Motoristas e cobradores foram ameaçados e transporte acabou suspenso mais uma vez

O sistema de transporte coletivo no bairro só voltou a funcionar por volta das 9 da manhã (Edu Fortes/AAN)
Motoristas e cobradores de ônibus da VB Transportes e Turismo, em Campinas, voltaram a ser ameaçados na noite de sexta-feira, 26, e interromperam mais uma vez o transporte coletivo em cinco linhas que operam nos Bairro Campo Belo, São Domingos, Vila Palmeiras, Jardim Marisa, Jardim Itaguaçu e Jardim Fernanda.

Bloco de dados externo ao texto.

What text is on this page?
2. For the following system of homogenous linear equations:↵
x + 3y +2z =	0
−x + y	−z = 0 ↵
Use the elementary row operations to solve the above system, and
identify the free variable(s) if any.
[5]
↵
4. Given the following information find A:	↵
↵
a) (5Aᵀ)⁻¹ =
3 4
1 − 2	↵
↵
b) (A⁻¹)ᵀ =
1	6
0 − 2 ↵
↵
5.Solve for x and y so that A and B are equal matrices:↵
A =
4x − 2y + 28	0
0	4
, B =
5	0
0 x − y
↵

A ação das gangues é recorrente desde que um baile funk passou a ser realizado nos finais de semana no Campo Belo, região do Aeroporto Internacional de Viracopos, o que movimenta milhares de pessoas. Segundo relatos dos funcionários da empresa de ônibus, os vândalos entram nos veículos e impedem que os motoristas façam paradas nos demais pontos. Os funcionários receberam todos os tipos de ameaça, inclusive, com armas de fogo.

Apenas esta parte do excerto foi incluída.